Still there’s this urge to talk to someone. Among the clutter at the bottom of her purse she finds Wendy’s phone number. She dials, wondering why she’s even bothering.
“Hi, this is Ruby, from last night?”
“Holy shit! What’s happening?”
“Well, I never checked in with you again, so—”
“Are you still with that guy?”
“I was with him all day. We ran into Joanne on the boardwalk.”
“Really? I’ll get the scoop from her, you can be sure.”
“She told me you got in trouble.”
“Yeah, you owe me a total apology.”
“Oh, I’m really sorry—”
“Psych!” Wendy exclaims. “J.K.—just kidding. Don’t worry about it, my mother always grounds me. It lasts for like two days. It’s her way to get me to do a bunch of housework for her. I call her the Sheriff, ’cause she totally runs a jail around here.”
She listens to Wendy launch into the same story that Joanne told her today. (Recalls, too, how rude Chris had been in that moment. What was that about? As soon as they left the hotel room, their problems began.) Finally, she gets a chance to interrupt. “Listen, I didn’t get to thank you. You guys saved me.”
“Aw, you’re so sweet. That was so fun last night. I’m psyched we ran into you.”
“You are?”
“You’re the coolest person I’ve met here all summer. Most people who come down here, I can’t stand ’em.”
Ruby laughs. Such a relief to know there’s one person in the world who wasn’t put out by her behavior.
She looks up and sees Robin coming her way. He calls out, “Train’s leaving the station.”

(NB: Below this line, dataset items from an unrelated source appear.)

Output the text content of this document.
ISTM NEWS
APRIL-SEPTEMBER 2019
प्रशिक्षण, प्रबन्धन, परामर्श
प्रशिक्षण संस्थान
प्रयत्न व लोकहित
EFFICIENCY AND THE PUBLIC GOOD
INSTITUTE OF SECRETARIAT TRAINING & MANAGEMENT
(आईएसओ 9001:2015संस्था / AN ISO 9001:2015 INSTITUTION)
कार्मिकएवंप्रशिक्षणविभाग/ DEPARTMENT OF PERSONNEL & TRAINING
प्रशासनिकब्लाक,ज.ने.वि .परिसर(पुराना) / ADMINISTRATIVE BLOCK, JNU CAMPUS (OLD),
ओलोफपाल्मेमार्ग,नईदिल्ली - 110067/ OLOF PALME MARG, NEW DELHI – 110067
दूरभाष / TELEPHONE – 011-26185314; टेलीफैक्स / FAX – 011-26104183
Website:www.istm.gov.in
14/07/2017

“Wendy, I gotta go. My sheriff just blew his whistle.” They say good-bye with promises to keep in touch. Maybe we will, Ruby thinks. I could use some new friends.
She catches up to Robin and walks alongside him, out of the building onto the hot pavement. The uncomfortable silence between them is hard to bear. When he showed up at Alice’s, she was so happy, felt like finally she’d be able to emerge from the purgatory of the party, wouldn’t simply be sliced to ribbons by the cats clawing at her from every direction. Why did it go downhill from there? Because Robin was convinced she’d done the wrong thing. Because he wouldn’t give Chris a chance. Because he still treats her like his baby sister, still bosses her around and expects her to yield.